This laptop is truly a thing of beauty. A spun aluminum lid catches the light with a beautiful moiré pattern, and it feels solid and well built in the hand. It's fantastically slender and thin, and almost looks like some sort of minimalist place mat for dinner when closed, rather that a computer.
The keyboard is, at first glance, horrible. In fact it is a joy to type on. Very responsive and comfortable, with a nice tactile feel.
Asus have put in dozens of keyboard shortcuts that do everything from lock out the keypad, to adjust the screen display lighting presets. There isn't a proper keypad, but I don't think most people would miss that.
Sound is, for a laptop, very nice. It's still a bit tinny and thin - don't expect hifi sound, but as the PC itself is so incredibly svelte it's amazing that it is as good as it is. There is a headphone socket conveniently placed on the left side edge.
Other inputs are an SD card slot, two USB slots (one each side) and two micro-HDMI slots. There is, however, no network port - you need to use a supplied adaptor for that. There is also no DVD! This can mean installing software can be a bit of a pain - you'll find yourself downloading software from websites.
It has power to spare, and is perfect for editing HD videos and the battery life is superb. A handy little app on the desktop lets you know how much power you have left, depending on what you're doing (gaming, watching films, etc)
The touchpad is multi-touch, with enough options and gestures to have you re-reading the manual to remember how to do what. Most gestures are 'standard' from a phone, and is nice. It's a nice big touchpad and handily de-activates itself when it detects that you're typing. No more cursor launching itself across the screeen.
The screen quality is incredible. Vibrant,sharp and very bright. VERY bright. Far too bright. This is actually a failing of the thing as the default settings for the screen are so insanely bright it's uncomfortable to work with. Headache inducing in fact. The first thing I found myself doing was turning down the brightness, but this is where things get a bit complicated. There are number of different screen settings (vivid, theatre, gamma, normal) each of whch changes the colour response. Also depending on what power setting you're using (performance or battery saving) the screen brightness, contrast and colour change again. This is maddening if you're trying to edit photos or do any film work as you have no idea what colour anything is. Get things just right, and power saving might kick in and everything changes again. It's incredibly annoying. I assume these 'features' can be turned off, though I've not worked out how to do it. Asus,pick a colour and stick with it! This is apparently 'splendid video technology'. No it isn't. It's irritating.

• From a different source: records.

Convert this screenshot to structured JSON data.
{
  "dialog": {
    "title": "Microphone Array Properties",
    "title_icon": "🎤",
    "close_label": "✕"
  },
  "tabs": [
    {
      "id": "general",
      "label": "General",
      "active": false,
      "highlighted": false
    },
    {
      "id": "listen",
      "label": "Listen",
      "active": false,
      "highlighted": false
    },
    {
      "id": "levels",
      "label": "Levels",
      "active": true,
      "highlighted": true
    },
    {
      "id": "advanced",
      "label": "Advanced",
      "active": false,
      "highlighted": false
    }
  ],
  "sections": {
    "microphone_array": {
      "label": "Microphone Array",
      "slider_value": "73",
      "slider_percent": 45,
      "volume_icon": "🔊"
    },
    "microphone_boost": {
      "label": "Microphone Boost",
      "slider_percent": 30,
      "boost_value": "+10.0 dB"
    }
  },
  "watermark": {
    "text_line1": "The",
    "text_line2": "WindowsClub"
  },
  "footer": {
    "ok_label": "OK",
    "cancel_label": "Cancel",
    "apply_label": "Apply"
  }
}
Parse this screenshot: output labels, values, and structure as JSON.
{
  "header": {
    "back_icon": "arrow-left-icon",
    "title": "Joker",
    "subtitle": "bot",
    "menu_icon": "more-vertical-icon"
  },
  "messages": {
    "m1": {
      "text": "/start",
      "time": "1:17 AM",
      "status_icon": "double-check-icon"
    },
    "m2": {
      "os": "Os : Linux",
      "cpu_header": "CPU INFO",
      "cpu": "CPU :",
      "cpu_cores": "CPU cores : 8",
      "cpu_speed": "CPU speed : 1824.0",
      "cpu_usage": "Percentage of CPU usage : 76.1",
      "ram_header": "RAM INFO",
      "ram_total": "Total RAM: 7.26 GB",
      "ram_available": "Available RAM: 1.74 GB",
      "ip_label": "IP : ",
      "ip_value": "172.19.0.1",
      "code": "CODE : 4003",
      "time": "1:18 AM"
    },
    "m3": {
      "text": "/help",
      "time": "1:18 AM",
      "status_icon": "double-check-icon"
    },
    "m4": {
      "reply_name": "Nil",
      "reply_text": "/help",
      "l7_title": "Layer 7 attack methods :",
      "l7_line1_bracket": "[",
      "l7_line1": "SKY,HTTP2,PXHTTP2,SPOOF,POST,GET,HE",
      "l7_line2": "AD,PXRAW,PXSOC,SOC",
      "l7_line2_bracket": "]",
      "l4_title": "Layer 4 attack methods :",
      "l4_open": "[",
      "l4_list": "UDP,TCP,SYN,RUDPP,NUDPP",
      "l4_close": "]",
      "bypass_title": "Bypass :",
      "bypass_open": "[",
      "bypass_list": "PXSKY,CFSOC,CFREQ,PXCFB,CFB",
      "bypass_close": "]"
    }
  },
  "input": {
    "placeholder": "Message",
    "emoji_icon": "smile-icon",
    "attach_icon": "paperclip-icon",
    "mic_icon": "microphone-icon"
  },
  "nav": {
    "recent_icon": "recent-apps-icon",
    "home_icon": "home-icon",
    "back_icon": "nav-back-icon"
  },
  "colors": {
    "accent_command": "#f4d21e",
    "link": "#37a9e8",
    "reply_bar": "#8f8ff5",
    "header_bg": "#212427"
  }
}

Supplied software is refreshingly free of spam software that so many PC manufacturers install for you. There is a folder of Asus bit and pieces you can install yourself if you want to. The most useful I've found, and fun, is the face recognition software. Instead of typing in your password when you turn on your PC, the webcam comes on and recognises you. It's a lot of fun.
Also is Asus own version of cloud storage, something called 'vibe' which I assume is a music thing and I can't get to work, and some other bits and pieces you'll probably never use.
Other downsides other than the weird colour shifting screen is the sealed body. It won't be a problem for a long while, but as far as I can see there is no way to replace the battery when it starts to lose life. A bit of open heart surgery with a torx driver will be required at some point. Similarly, you can't open it up to increase the RAM. 4Gb is a bit miserly for a top end laptop like this, and it although it's plenty now it will somewhat limit the useful life of the thing. The speed of the solid state hardrive might well compensate for that though. Boot up times are suitably impressive - from cold to login screen takes about 15seconds. It comes with Windows 7, which is fine for me, but if you wanted 8 then you can update for a minimal cost at Microsoft's website. (they do a discount if you've bought a new PC since Win8 came out)
It comes with a nice substantial sleeve to carry it about in, and as I said at the start the build is very substantial and I have no fears about damaging it in transport.
So, it's a beautiful object, incredibly fast and a delight to use. The only problem is the screen display (not the screen itself) which will require a pointless bit of tinkering with to get the best from. Very happy.